YOU'RE A MAD MAN, CHARLIE BROWN
Male Monologue by D. M. Larson
[Stage has a bed DR and a message chair DL. UC are some children's picture books on a small bookrack. CHARLIE is a little over 30 and balding. He doesn't look very healthy]
(CHARLIE wakes up in bed R. Stares at ceiling)
I lived another day. Oh, God, why have I lived another day?
(CHARLIE sits up in bed)
Every single morning I'm full of wonder. Such wonder at my living. Itís not an awe thing. It's an awful thing. There's no thanks for this continued carbon dioxide production I perform daily.
(CHARLIES rises. He pulls on pants over his boxers. His pants pockets are filled with coins)
I don't get to see my therapist today. She is busy getting famous off my suffering, doing some book signing, and I'm not receiving any royalties.

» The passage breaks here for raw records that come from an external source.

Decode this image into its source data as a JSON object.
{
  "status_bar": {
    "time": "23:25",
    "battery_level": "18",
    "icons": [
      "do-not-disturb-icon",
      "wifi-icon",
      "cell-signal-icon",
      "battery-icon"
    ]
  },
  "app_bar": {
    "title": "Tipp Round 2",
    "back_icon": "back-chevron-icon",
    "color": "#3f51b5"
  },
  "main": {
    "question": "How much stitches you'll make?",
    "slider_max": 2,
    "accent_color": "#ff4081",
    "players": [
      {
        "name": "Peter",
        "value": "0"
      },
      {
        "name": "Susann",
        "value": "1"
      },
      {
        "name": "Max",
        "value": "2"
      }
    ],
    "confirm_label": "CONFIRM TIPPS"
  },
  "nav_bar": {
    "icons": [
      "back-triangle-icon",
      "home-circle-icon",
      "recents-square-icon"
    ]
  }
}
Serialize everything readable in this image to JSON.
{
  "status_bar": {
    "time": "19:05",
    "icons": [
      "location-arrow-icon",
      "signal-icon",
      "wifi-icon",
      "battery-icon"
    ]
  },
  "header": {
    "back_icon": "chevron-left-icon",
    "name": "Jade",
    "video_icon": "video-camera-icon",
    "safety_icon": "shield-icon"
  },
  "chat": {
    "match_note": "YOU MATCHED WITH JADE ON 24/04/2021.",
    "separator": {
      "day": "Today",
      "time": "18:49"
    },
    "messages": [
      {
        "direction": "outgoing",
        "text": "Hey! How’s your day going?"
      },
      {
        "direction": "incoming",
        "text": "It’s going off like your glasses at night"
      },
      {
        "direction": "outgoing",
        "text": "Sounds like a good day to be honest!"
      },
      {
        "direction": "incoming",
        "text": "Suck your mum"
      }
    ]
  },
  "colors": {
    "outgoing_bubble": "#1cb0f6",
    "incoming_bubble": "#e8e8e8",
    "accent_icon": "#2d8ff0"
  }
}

(Listens a moment, then continues)
Sue her? Yeah, sue her. That's what she gets for messing with my mind then telling everyone about it.
(Listens again, then continues angrily)
But I can't. Can I? People do it all the time, but it's not right. Right? What do people care of right and wrong now days?
How could I upset her like that? She is a constant in my life, helping me.
Or is she? My habit. I must kick my habit and the doctors say only she has the answer. But just when I think we are about to solve it, she snatches it away, leaving me to fall flat on my back. Somehow, I keep coming back for more. Except for today.
(Heads out the door to his home [pantomimed] and walks DC)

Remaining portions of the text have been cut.